By August 2013, Congress had allocated $181 million for buying parts and upgrading Abrams systems to mitigate industrial base risks and sustain development and production capability.  Congress and General Dynamics were criticized for redirecting money to keep production lines open and accused of "forcing the Army to buy tanks it didn't need."  General Dynamics asserted that a four-year shutdown would cost $1.1–1.6 billion to reopen the line, depending on the length of the shutdown, whether machinery would be kept operating, and whether the plant's components would be completely removed.  They contended that the move was to upgrade Army National Guard units to expand a "pure fleet" and maintain production of identified "irreplaceable" subcomponents; a prolonged shutdown could cause their makers to lose their ability to produce them and foreign tank sales were not guaranteed to keep production lines open.  Even though money is being spent to protect the industrial base, some feel those strategic choices should not be made by members of Congress, especially those with the facilities in their district. There is still risk of production gaps even with production extended through 2015; with funds awarded before recapitalization is needed, budgetary pressures may push planned new upgrades for the Abrams from 2017 to 2019. In December 2014, Congress again allocated $120 million, against the wishes of the Army, for Abrams upgrades including improving gas mileage by integrating an auxiliary power unit to decrease idle time fuel consumption and upgrading the tank's sights and sensors.

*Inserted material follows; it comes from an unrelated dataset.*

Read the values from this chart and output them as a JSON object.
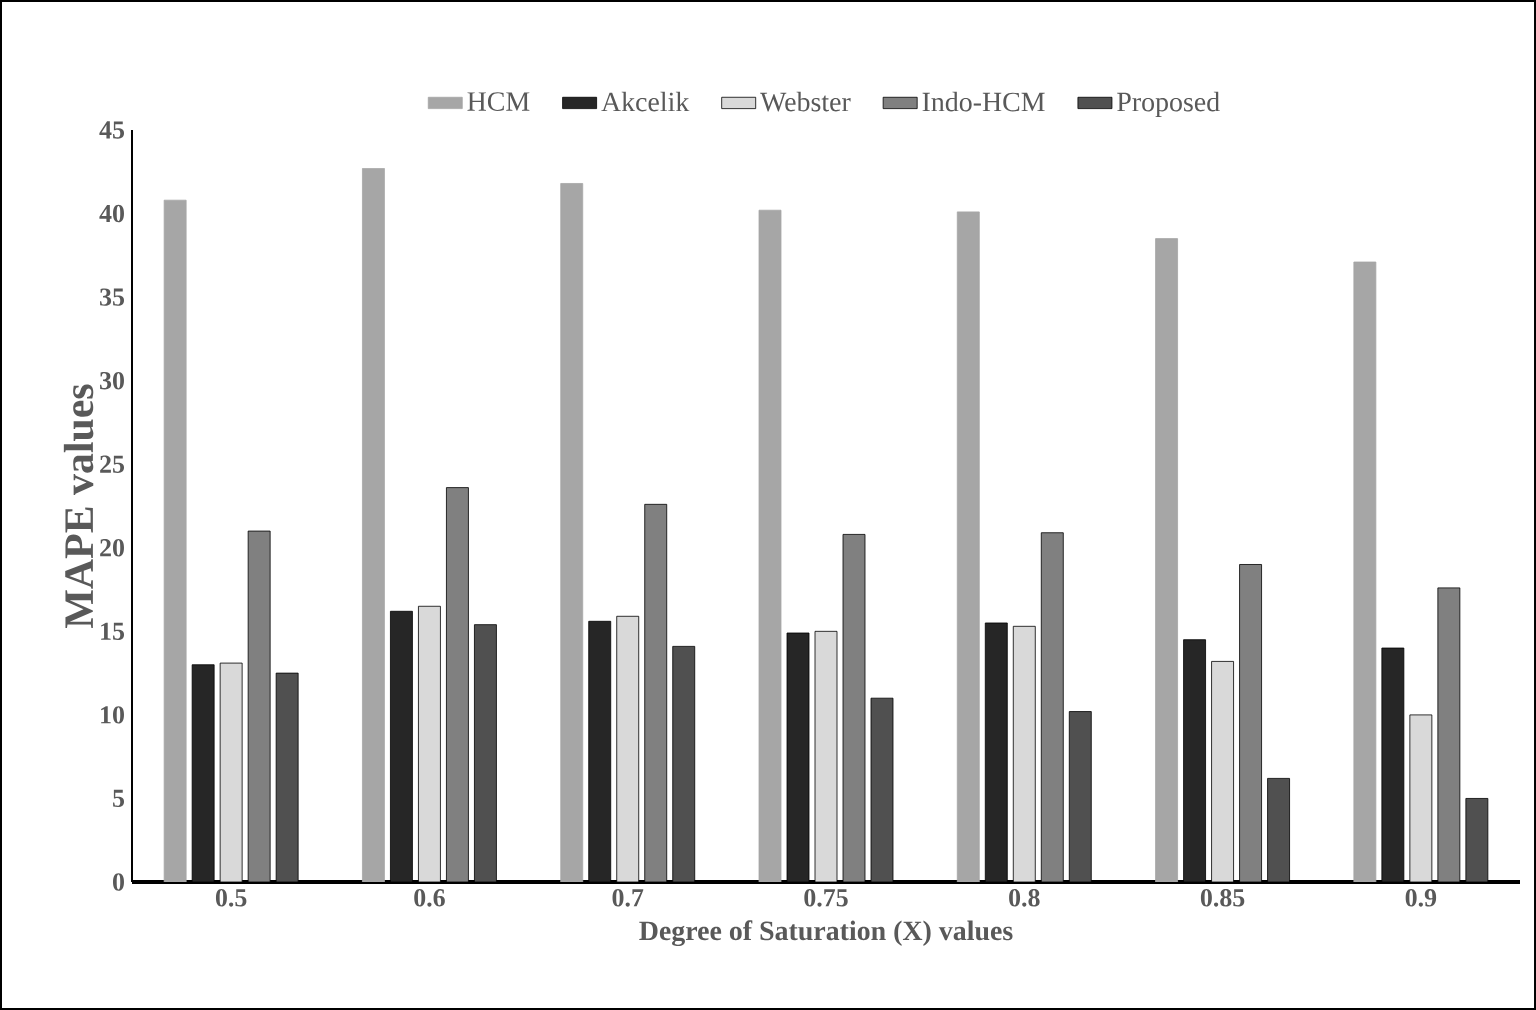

At the end of 2016, tank production/refurbishment had fallen to a rate of one per month, with less than 100 workers on site. However, the Trump administration entered office in 2017 and made rebuilding the military a priority, thus the Lima Army Tank Plant was given a new lease on life. It was reported in 2018 that the Army had ordered 135 tanks re-built to new standards, employment was over 500 workers and expected to rise to 1,000.